The Most Clever 'Zip Bomb' Ever Made Explodes a 46MB File To 4.5 Petabytes

Programmer and engineer David Fifield has unveiled a brand-new Zip bomb that explodes a 46-megabyte file to 4.5 petabytes of data. Fifield's new type of "Zip bomb" or "compression bomb" is particularly novel because he "figured out how to 'overlap' files inside of a Zip archive, allowing for compression rates far beyond those of a traditional archive," reports Motherboard.
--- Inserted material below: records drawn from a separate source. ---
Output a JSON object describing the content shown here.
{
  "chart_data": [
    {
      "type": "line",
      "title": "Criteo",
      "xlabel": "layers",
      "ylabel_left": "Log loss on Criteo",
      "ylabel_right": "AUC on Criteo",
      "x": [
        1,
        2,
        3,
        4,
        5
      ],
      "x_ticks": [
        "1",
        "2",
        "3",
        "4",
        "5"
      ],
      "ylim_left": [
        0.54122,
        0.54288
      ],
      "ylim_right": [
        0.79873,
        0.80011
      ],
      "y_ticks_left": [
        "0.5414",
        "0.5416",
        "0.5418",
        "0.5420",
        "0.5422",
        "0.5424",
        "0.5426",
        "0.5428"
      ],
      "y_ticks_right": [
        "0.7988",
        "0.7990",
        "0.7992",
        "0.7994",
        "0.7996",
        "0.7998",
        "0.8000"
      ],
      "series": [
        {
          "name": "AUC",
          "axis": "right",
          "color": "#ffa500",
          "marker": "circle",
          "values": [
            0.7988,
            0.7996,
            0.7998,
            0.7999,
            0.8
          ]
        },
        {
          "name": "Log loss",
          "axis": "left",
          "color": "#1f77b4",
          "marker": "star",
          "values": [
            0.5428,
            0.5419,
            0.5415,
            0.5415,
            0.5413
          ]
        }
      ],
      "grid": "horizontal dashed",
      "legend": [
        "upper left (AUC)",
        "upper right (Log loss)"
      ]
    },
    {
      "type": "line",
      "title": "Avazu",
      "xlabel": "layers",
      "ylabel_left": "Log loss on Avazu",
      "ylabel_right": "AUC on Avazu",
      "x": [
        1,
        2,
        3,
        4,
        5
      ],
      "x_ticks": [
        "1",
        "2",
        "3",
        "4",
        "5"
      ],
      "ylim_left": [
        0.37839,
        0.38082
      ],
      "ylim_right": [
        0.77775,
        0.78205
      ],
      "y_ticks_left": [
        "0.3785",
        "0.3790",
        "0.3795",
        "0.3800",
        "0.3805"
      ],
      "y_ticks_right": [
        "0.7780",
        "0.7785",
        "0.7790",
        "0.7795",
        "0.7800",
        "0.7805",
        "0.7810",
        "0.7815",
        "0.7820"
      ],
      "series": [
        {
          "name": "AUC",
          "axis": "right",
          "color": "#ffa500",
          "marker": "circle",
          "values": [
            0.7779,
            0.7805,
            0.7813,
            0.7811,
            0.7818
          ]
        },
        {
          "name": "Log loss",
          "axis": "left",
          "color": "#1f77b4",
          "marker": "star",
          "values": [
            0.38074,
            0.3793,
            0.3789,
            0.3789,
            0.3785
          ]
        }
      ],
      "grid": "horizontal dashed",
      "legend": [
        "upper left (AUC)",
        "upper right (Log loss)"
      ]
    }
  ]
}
From the report: In an email interview, Fifield noted that, while 42.zip (which has a 106 billion-to-one compression ratio and has been hosted on the same single-serving website for at least 15 years) gets much of the attention, he finds later attempts more technically interesting. "eI find 42.zip inspiring on an aesthetic level -- not so much the file itself but the circumstances around it," Fifield said. "It's like folklore. There must have been many examples of the same basic idea, but for whatever reason 42.zip is the one that had staying power." Fifield noted that part of what makes his process possible was by coming up with ways to handle cyclic redundancy checks, or CRCs, a basic error-correction functionality baked into Zip, PNG, Ethernet, and numerous other technical standards. Messing around with CRC -- 32 checksums, as they're called, was where Fifield said he learned the most. Fifield, who will present his findings at the USENIX Workshop on Offensive Technologies (WOOT) conference next month, noted that while the work itself adds to a history of research and likely will be superseded in the future, its benefit from an awareness standpoint is important.